Davison v. Snohomish County


The plaintiffs were driving over a bridge and their car struck a guardrail and fell off the hill and flipped over.  The guardrail was not enough to withstand the momentum of the car.


In this case, you must weigh the cost of making roads 100% safe against the benefit of having any roads at all.


The guard rails were not properly maintained.  The court ends up concluding that we can’t expect communities to keep up guard rails.


On the other hand, you could argue that it’s not expensive to put up guard rails where they are truly needed.


Today, we would have a different result.  It would be unreasonable not to have a guard rail that can’t withstand some impact.


Davison is later rejected based on changes in engineering and financial aspects of building roads.


Reasonableness, expense, and foreseeability change over time.


It might be unreasonable to build the track mentioned in Note 2.  However, the jury might be persuaded that the railroad has a high social utility and that the railroad is not negligent.


United States v. Carroll Towing Co.


A tugboat is pulling a barge in a negligent manner.  The barge breaks away and runs into another barge.  The barge sinks, but it might not have if the bargee had been on board at the time of the accident.


The United States is suing the tugboat owner.  Conners Co. is the original plaintiff.


According to Hand, you must consider whether the burden of adequate precaution is less than the expectation value of the loss (probability of the loss times the actual value of the loss).


Was the probability of the barge being harmed high or low?  It was rather low.  The loss would be high.
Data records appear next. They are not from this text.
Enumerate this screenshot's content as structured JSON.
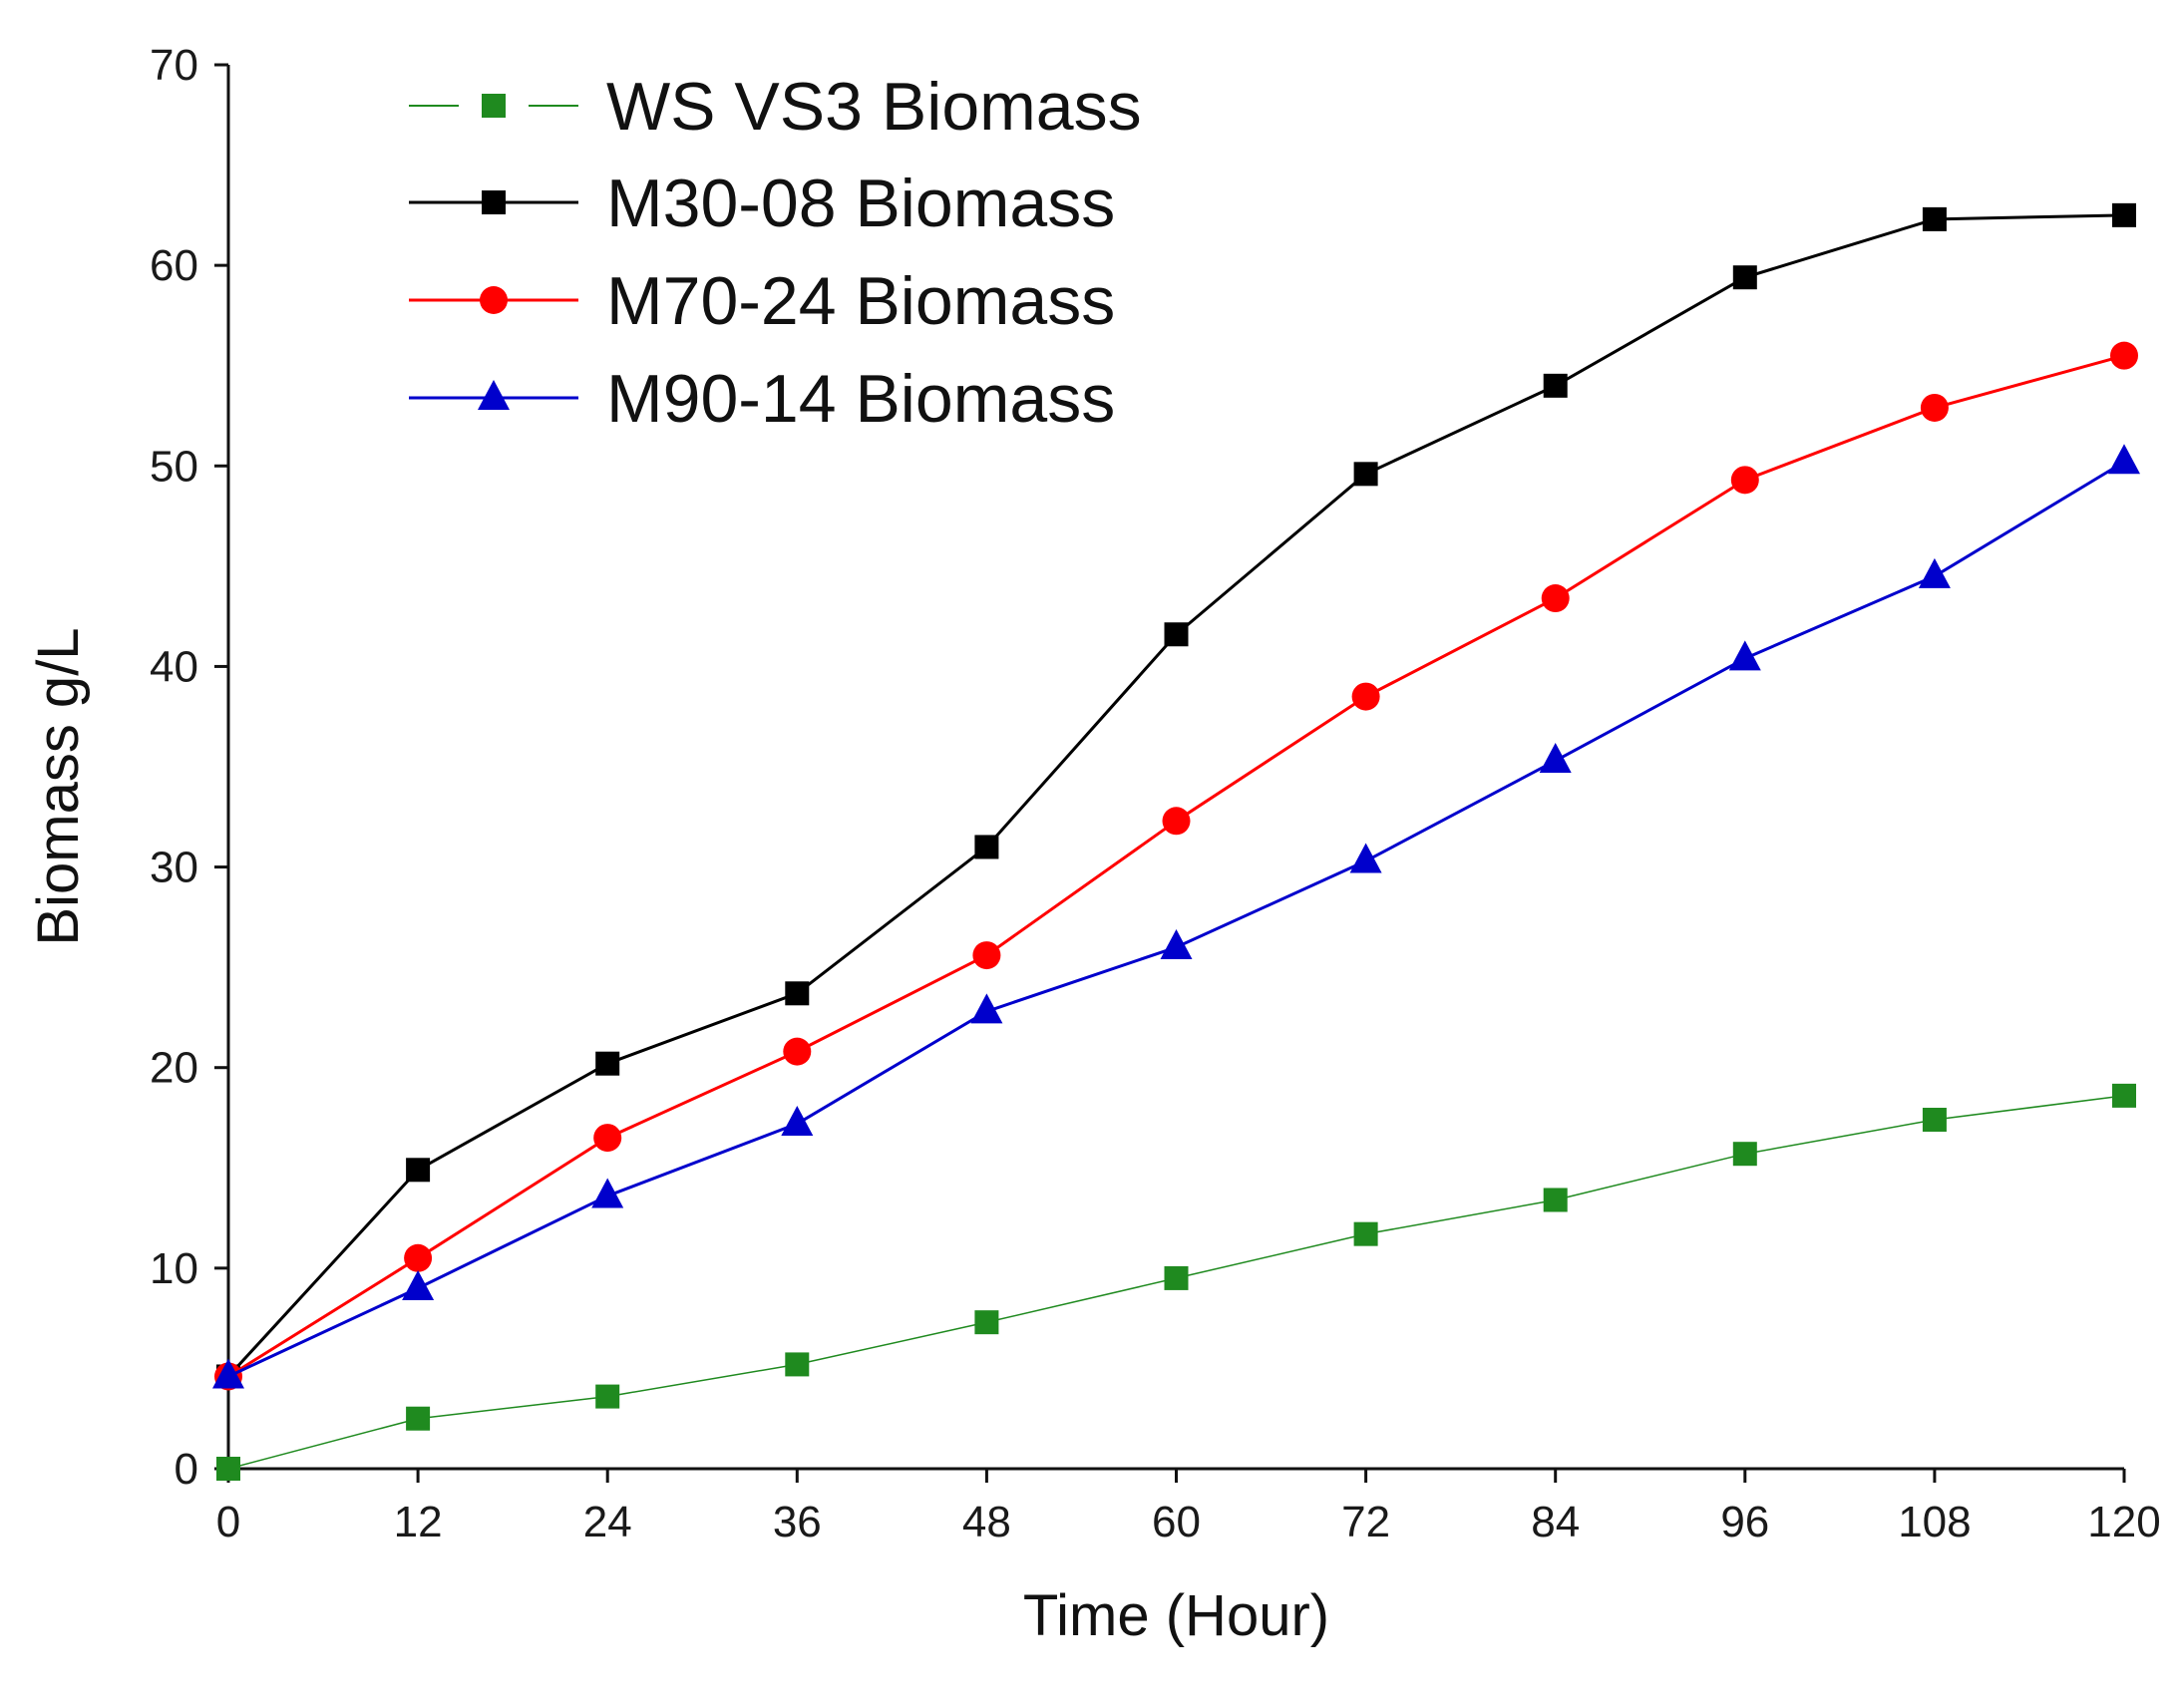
{
  "chart_data": {
    "type": "line",
    "title": "",
    "xlabel": "Time (Hour)",
    "ylabel": "Biomass g/L",
    "x": [
      0,
      12,
      24,
      36,
      48,
      60,
      72,
      84,
      96,
      108,
      120
    ],
    "xlim": [
      0,
      120
    ],
    "ylim": [
      0,
      70
    ],
    "xticks": [
      "0",
      "12",
      "24",
      "36",
      "48",
      "60",
      "72",
      "84",
      "96",
      "108",
      "120"
    ],
    "yticks": [
      "0",
      "10",
      "20",
      "30",
      "40",
      "50",
      "60",
      "70"
    ],
    "grid": false,
    "legend_position": "top-left",
    "series": [
      {
        "name": "WS VS3 Biomass",
        "color": "#1f8a1f",
        "marker": "square",
        "line_style": "dashed-thin",
        "values": [
          0.0,
          2.5,
          3.6,
          5.2,
          7.3,
          9.5,
          11.7,
          13.4,
          15.7,
          17.4,
          18.6
        ]
      },
      {
        "name": "M30-08 Biomass",
        "color": "#000000",
        "marker": "square",
        "line_style": "solid",
        "values": [
          4.6,
          14.9,
          20.2,
          23.7,
          31.0,
          41.6,
          49.6,
          54.0,
          59.4,
          62.3,
          62.5
        ]
      },
      {
        "name": "M70-24 Biomass",
        "color": "#ff0000",
        "marker": "circle",
        "line_style": "solid",
        "values": [
          4.6,
          10.5,
          16.5,
          20.8,
          25.6,
          32.3,
          38.5,
          43.4,
          49.3,
          52.9,
          55.5
        ]
      },
      {
        "name": "M90-14 Biomass",
        "color": "#0000cc",
        "marker": "triangle",
        "line_style": "solid",
        "values": [
          4.6,
          9.0,
          13.6,
          17.2,
          22.8,
          26.0,
          30.3,
          35.3,
          40.4,
          44.5,
          50.2
        ]
      }
    ]
  }
}
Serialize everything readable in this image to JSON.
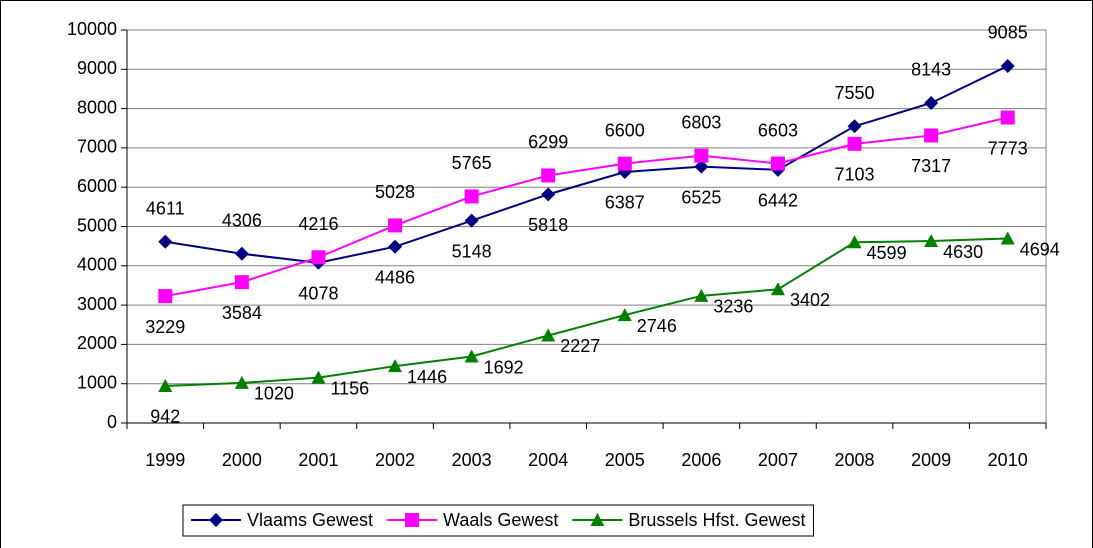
{
  "chart_data": {
    "type": "line",
    "categories": [
      "1999",
      "2000",
      "2001",
      "2002",
      "2003",
      "2004",
      "2005",
      "2006",
      "2007",
      "2008",
      "2009",
      "2010"
    ],
    "series": [
      {
        "name": "Vlaams Gewest",
        "color": "#000080",
        "marker": "diamond",
        "values": [
          4611,
          4306,
          4078,
          4486,
          5148,
          5818,
          6387,
          6525,
          6442,
          7550,
          8143,
          9085
        ]
      },
      {
        "name": "Waals Gewest",
        "color": "#ff00ff",
        "marker": "square",
        "values": [
          3229,
          3584,
          4216,
          5028,
          5765,
          6299,
          6600,
          6803,
          6603,
          7103,
          7317,
          7773
        ]
      },
      {
        "name": "Brussels Hfst. Gewest",
        "color": "#008000",
        "marker": "triangle",
        "values": [
          942,
          1020,
          1156,
          1446,
          1692,
          2227,
          2746,
          3236,
          3402,
          4599,
          4630,
          4694
        ]
      }
    ],
    "ylim": [
      0,
      10000
    ],
    "yticks": [
      0,
      1000,
      2000,
      3000,
      4000,
      5000,
      6000,
      7000,
      8000,
      9000,
      10000
    ],
    "grid": true,
    "legend": "bottom"
  }
}
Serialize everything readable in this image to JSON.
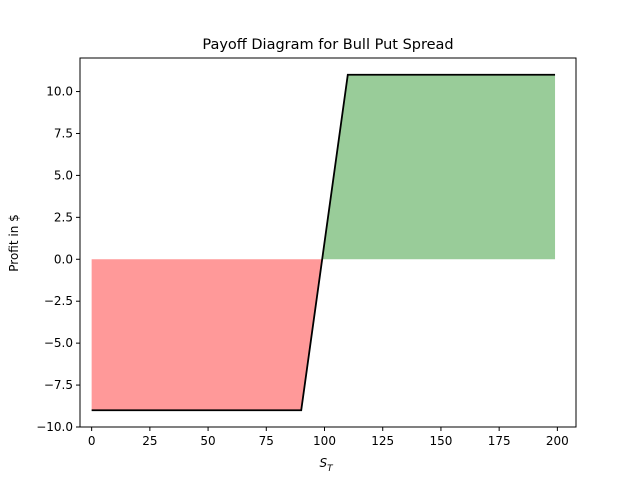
{
  "chart_data": {
    "type": "line",
    "title": "Payoff Diagram for Bull Put Spread",
    "xlabel_main": "S",
    "xlabel_sub": "T",
    "ylabel": "Profit in $",
    "xlim": [
      -5,
      208
    ],
    "ylim": [
      -10,
      12
    ],
    "xticks": [
      0,
      25,
      50,
      75,
      100,
      125,
      150,
      175,
      200
    ],
    "yticks": [
      -10.0,
      -7.5,
      -5.0,
      -2.5,
      0.0,
      2.5,
      5.0,
      7.5,
      10.0
    ],
    "ytick_labels": [
      "−10.0",
      "−7.5",
      "−5.0",
      "−2.5",
      "0.0",
      "2.5",
      "5.0",
      "7.5",
      "10.0"
    ],
    "series": [
      {
        "x": [
          0,
          90,
          110,
          199
        ],
        "y": [
          -9,
          -9,
          11,
          11
        ],
        "color": "#000000"
      }
    ],
    "fills": {
      "loss_color": "#ff9999",
      "profit_color": "#99cc99",
      "loss_range": [
        0,
        99
      ],
      "profit_range": [
        99,
        199
      ]
    },
    "grid": false
  }
}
The precaution that should have been taken is that there should have been someone aboard the barge.  The bargee was off the barge for 21 hours.  What if the bargee had only been gone for 30 minutes during the time that the barge hit the other barge?


Should someone have to be on board 24 hours a day?  How much of a burden is that?


It’s easy to say that there should have been a bargee on board.  What if there is a bargee on board “virtually” all of the time?


If these accidents are very rare, it would be too expensive to have someone on the barge all the time.


These things are really hard to quantify.